Maldita.es and Chequeado, the first fact-checking organization in the Global South based in Argentina, launch Factchequeado, a digital verification media that seeks to build a community of Hispanics and Latinos to counter disinformation in Spanish in the United States.
This collaborative initiative promotes alliances with Spanish and English-language media - large and small - and fact-checking organizations to encourage listening to the various communities and the circulation of verified content in Spanish.
The collaboration led by Factchequeado already has nine allies in six states throughout the United States: Conexión Migrante, Documented, Univision's ElDetector, Enlace Latino NC, Factcheck.org, La Esquina, MediaWise, Politifact and Telemundo's T-Verifies.
What is Factchequeado?
Factchequeado is a hub based in the United States which seeks to promote fact-checking and combat disinformation in Spanish in the United States through journalistic and educational initiatives.
Designed as a collaborative initiative, Factchqueado will create partnerships with Spanish and English-language media and fact-checking organizations across the country, both large and small. Overall, the main goals of the project are to encourage media organizations to listen to diverse communities and promote the circulation of verified content in Spanish.
Why is this project so important?
Both organizations are known for the innovative ways in which they engage their audiences, create proactive communities, develop civic technology, and foster collaboration among journalists. In 2021, Maldita.es and Chequeado joined forces to use their fact-checking expertise to fill the information gap that has particularly impacted Spanish speakers in the U.S. during the pandemic. Due to a lack of verified news in their dominant language, Spanish-speaking communities in the U.S. are especially vulnerable to mis- and disinformation. Currently, there are approximately 60 million Hispanics and Latinos living in the U.S. By 2030, this group will represent more than 20% of the country's population.
A 2020 Pew Research Center study shows that, even though these communities identify themselves in different ways, the Spanish language is a central characteristic for all of them, more so than having Latino parents or heritage, or socializing with other members of their particular Latino community.
"We’re partnering with Spanish and English-language media organizations of interest to the Hispanic and Latino community throughout the United States. With this approach, we’re aware that this community is not a monolith, that it is diverse, multigenerational. This population is often bilingual and speaks with many accents, sometimes even in indigenous languages. Above all, this community does not have access to verified information in its preferred language. In the U.S., there are few fact-checking initiatives available in Spanish and there aren’t clear policies to counteract the disinformation that circulates. That’s where Factchequeado comes in, to build a fact-checking network, strengthening partner organizations through both content and community," said Natalia Guerrero, managing editor of Factchequeado.
Laura Zommer, the executive and journalism director at Chequeado, who is also a cofounder of Factchequeado, said: "We believe that journalism is a public service and that today, it’s either collaborative, or it isn’t. Due to the lack of verified Spanish-language news in the U.S., Factchequeado will help unify fact-checking efforts happening around the country. This project will also allow our partners and us to better understand how disinformation in Spanish circulates, as well as listen to and work with Latino communities so they can recognize whether the content they receive and share is true or false," she said.
According to Clara Jiménez Cruz, who is the CEO and cofounder of Maldita.es, as well as a cofounder of Factchequeado, "over the years, Chequeado and Maldita.es have invested many resources and countless hours into understanding our communities, finding innovative formats and tools to better reach Spanish-speaking audiences. Factchequeado is built on those experiences, we have learned what doesn’t work, as well as what does, in both Spain and Latin America.
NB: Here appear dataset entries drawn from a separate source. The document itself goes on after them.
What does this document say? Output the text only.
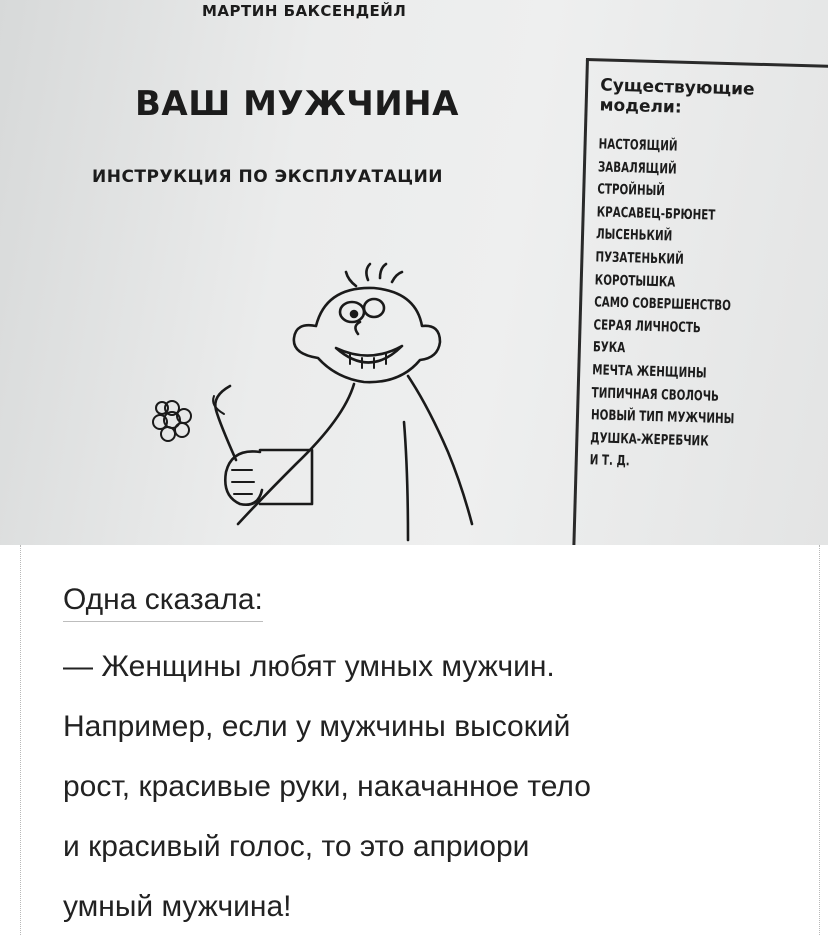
МАРТИН БАКСЕНДЕЙЛ
ВАШ МУЖЧИНА
ИНСТРУКЦИЯ ПО ЭКСПЛУАТАЦИИ
Существующие модели:
НАСТОЯЩИЙ
ЗАВАЛЯЩИЙ
СТРОЙНЫЙ
КРАСАВЕЦ-БРЮНЕТ
ЛЫСЕНЬКИЙ
ПУЗАТЕНЬКИЙ
КОРОТЫШКА
САМО СОВЕРШЕНСТВО
СЕРАЯ ЛИЧНОСТЬ
БУКА
МЕЧТА ЖЕНЩИНЫ
ТИПИЧНАЯ СВОЛОЧЬ
НОВЫЙ ТИП МУЖЧИНЫ
ДУШКА-ЖЕРЕБЧИК
И Т. Д.
Одна сказала:

— Женщины любят умных мужчин.
Например, если у мужчины высокий
рост, красивые руки, накачанное тело
и красивый голос, то это априори
умный мужчина!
Coming into this project, we believe we are in a good starting place to know what can work for U.S. Latino and Hispanic communities as well."
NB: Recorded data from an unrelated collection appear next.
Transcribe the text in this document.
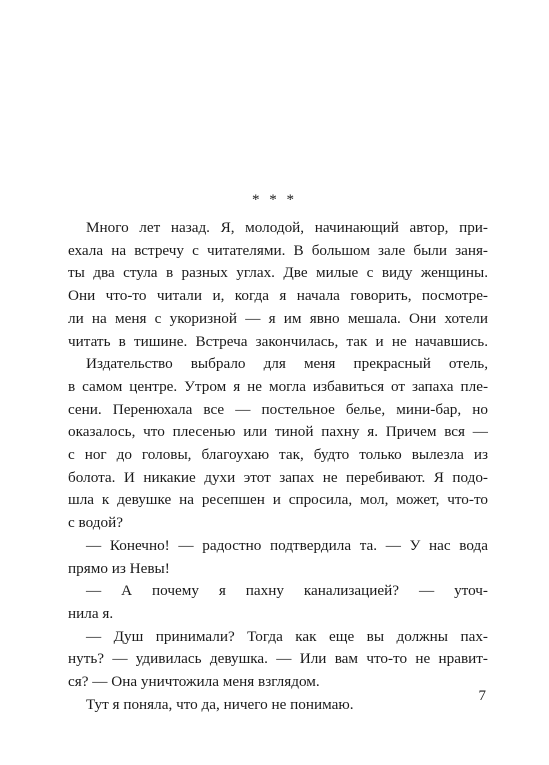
* * *
Много лет назад. Я, молодой, начинающий автор, при-
ехала на встречу с читателями. В большом зале были заня-
ты два стула в разных углах. Две милые с виду женщины.
Они что-то читали и, когда я начала говорить, посмотре-
ли на меня с укоризной — я им явно мешала. Они хотели
читать в тишине. Встреча закончилась, так и не начавшись.
Издательство выбрало для меня прекрасный отель,
в самом центре. Утром я не могла избавиться от запаха пле-
сени. Перенюхала все — постельное белье, мини-бар, но
оказалось, что плесенью или тиной пахну я. Причем вся —
с ног до головы, благоухаю так, будто только вылезла из
болота. И никакие духи этот запах не перебивают. Я подо-
шла к девушке на ресепшен и спросила, мол, может, что-то
с водой?
— Конечно! — радостно подтвердила та. — У нас вода
прямо из Невы!
— А почему я пахну канализацией? — уточ-
нила я.
— Душ принимали? Тогда как еще вы должны пах-
нуть? — удивилась девушка. — Или вам что-то не нравит-
ся? — Она уничтожила меня взглядом.
Тут я поняла, что да, ничего не понимаю.	7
In addition to producing fact-checked content and explainers, Factchequeado will be a space to provide training on fact-checking to U.S. journalists, with a focus on bilingual Spanish/English reporters. It will also be a space for participating newsrooms to experiment with new formats for information and new technology that will help them more effectively disprove untruthful content that impacts Latinos and Spanish speakers. The content, research, and lessons learned from Factchequeado and its partners will also make up a database for academics interested in investigating disinformation in Spanish in the United States. The first phase of Factchequeado is supported by the Google News Initiative.